VIII Chapter 0111: Summary
In this chapter, you learned about ways to connect networks (or end users computers) to networks across distances greater than those permitted by LANs.
First, we looked at types of wide area networking often used by individuals. Remote Access technology allows users to access LAN resources from remote locations. One form provides the user with access to their actual LAN PC desktop across a WAN link, using Microsoft Terminal Services or Citrix MetaFrame.
For corporate remote access and general Internet access, individual users will often use a low-speed dial-up technology such as POTS (traditional phone line) or ISDN (digital Telco line). When using POTS, the user must connect their computer to a modem, and then connect a phone line to the modem.
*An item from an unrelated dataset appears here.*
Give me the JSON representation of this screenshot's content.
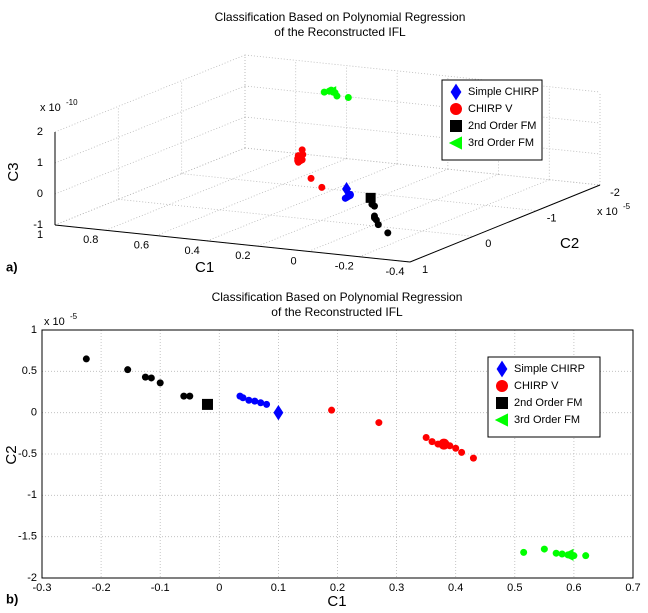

Remote access protocols include SLIP, PPP, PPTP, L2TP. SLIP and PPP implement TCP/IP over a dial-up connection. PPP supports TCP/IP and other protocols as well. PPTP and L2TP add an encrypted VPN tunnel, for added security.
Next, we looked at high-speed access technologies for end users, including DSL and cable Internet. We discussed the different kinds of DSL, and compared DSL and cable Internet. Sometimes ISPs find it advantageous to make these usually dedicated technologies look like the older dial-up technologies. To do this, they use PPPoE.
Then, we looked at high speed network-to-network connectivity technologies. We looked at analog and digital leased lines, including T1/T3, E1/E3, and OCn speed lines, listing their speeds. We also looked at X.25, Frame Relay and ATM non-point-to-point networking.
Finally, we compared packet switching and circuit switching.